Les rubans de couleur sont portés dans le Kochersberg. L’ensemble des villages appartenant aux Hanau-Lichtenberg étant protestants, ils n’y sont pas portés. Le plus courant est le ruban noir brodé de fleurs. Le ruban de couleur ivoire se porte à Truchtersheim et ses environs. II est imprimé d’un semi de fleurs. S’il est bordé de bleu, la propriétaire habite une paroisse du secteur qui honore particulièrement la Vierge Marie. Les rubans rayés ou écossais appartiennent aux jeunes filles d’origine plus modeste. Les jeunes filles de Geispolsheim portent durant la belle saison le ruban rouge garance à picots en souvenir du sang versé à la fin de la révolution par l’assassinat du maire et du curé.
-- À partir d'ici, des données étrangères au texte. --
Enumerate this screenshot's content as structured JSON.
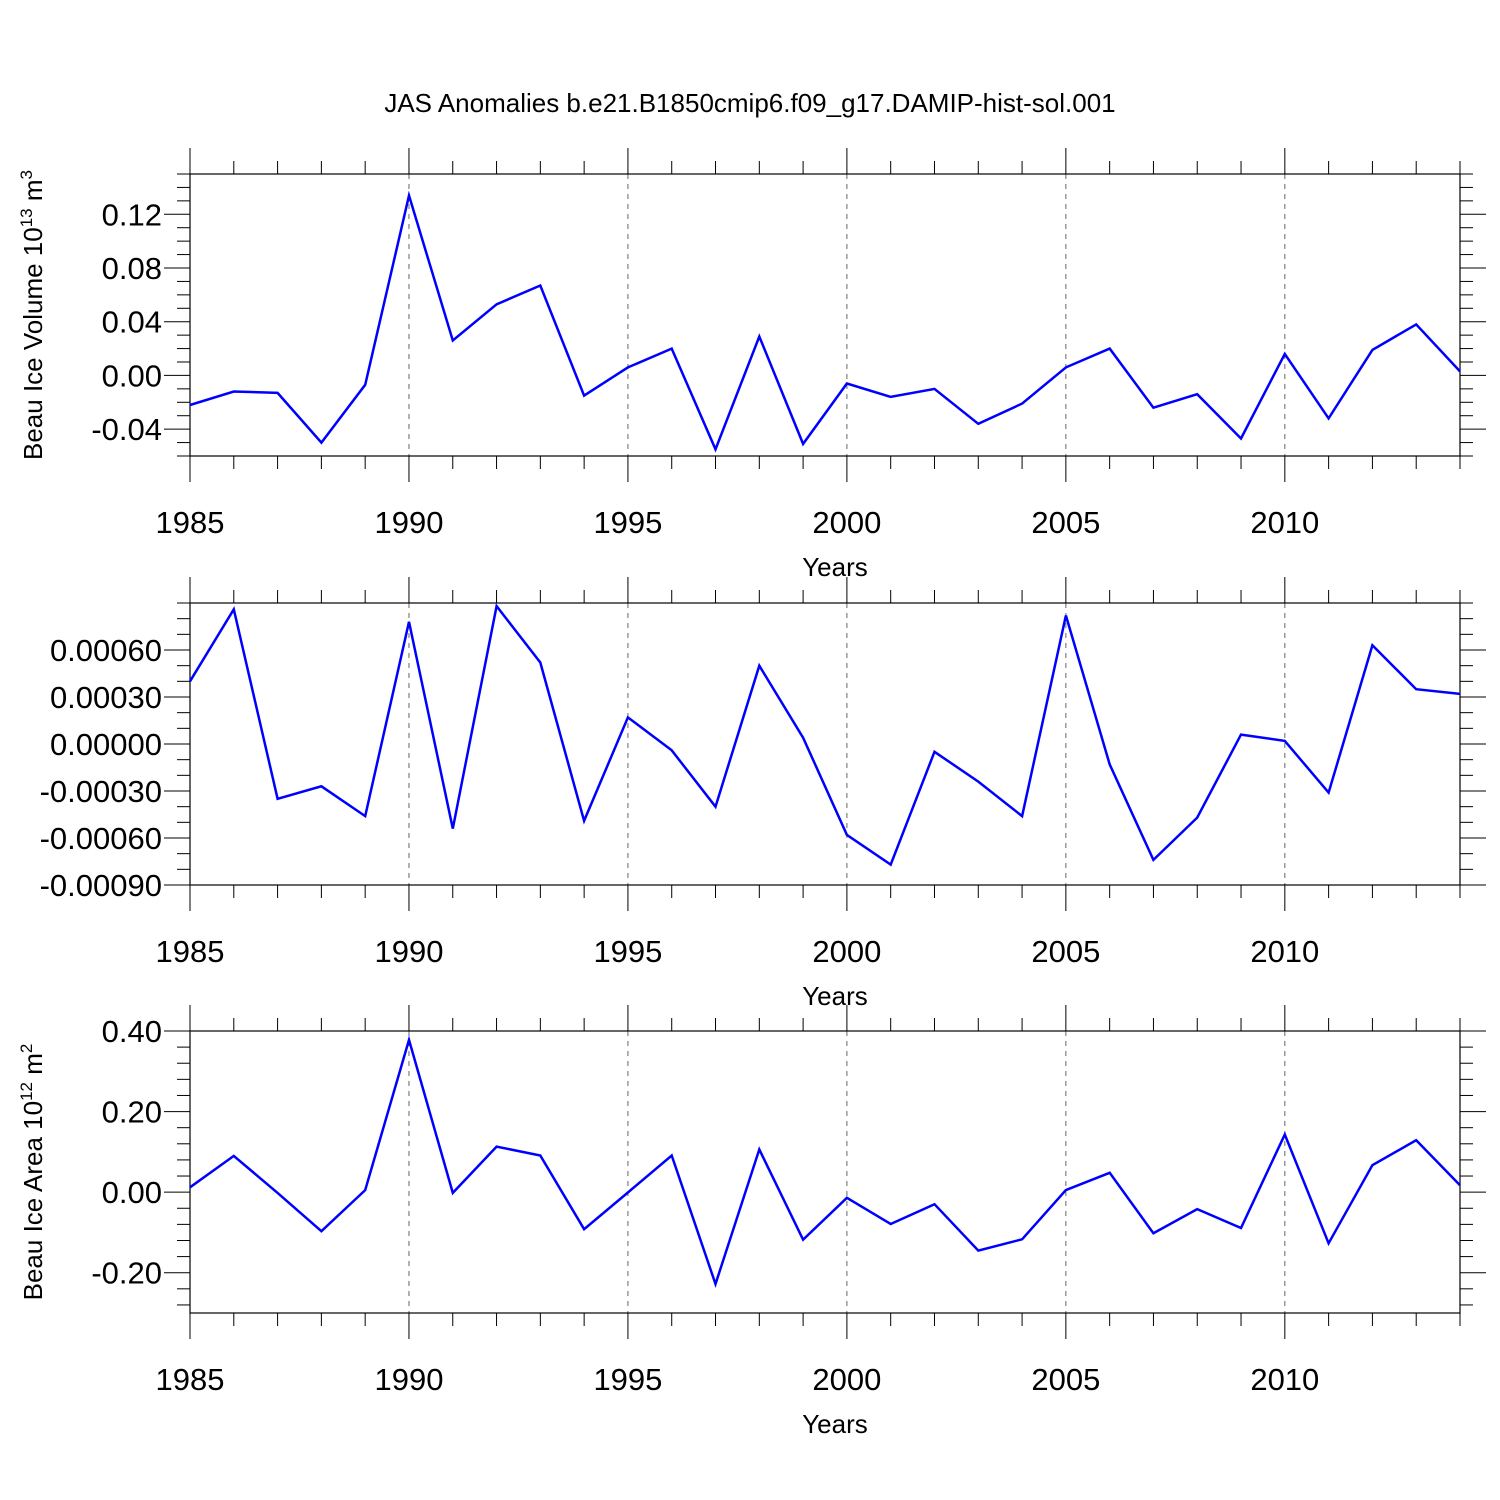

De nombreux bonnets sont exposés dans des vitrines. Ils sont souvent réalisés en velours de soie noire et bordés à l’avant d’une chenillette en velours. Ceux en velours pressé présentent des motifs en relief de fleurs ou de feuilles. Munis d’une bride, ils sont destinés à recevoir le grand nœud, uniquement dans le Kochersberg ou le Pays de Hanau. Les bonnets de la femme catholique sont richement brodés au fil d’or ou d’argent, de canetille, de pierreries. Les motifs représentent souvent des épis de blé ou des roses stylisés. La femme protestante ou juive préfère les bonnets plus austères décorés de tulipes et de demi-lunes réalisées au fil vert, violet ou doré. Ceux des veuves ou des dames âgées sont brodés de fil noir.
L’entretien. La rigidité du grand nœud n’est obtenue ni par amidonnage, ni par des supports en bois ou en métal. Le vinaigre blanc dilué à 10 % avec de l’eau, humecté délicatement sur le ruban donne cette tenue après repassage au fer doux.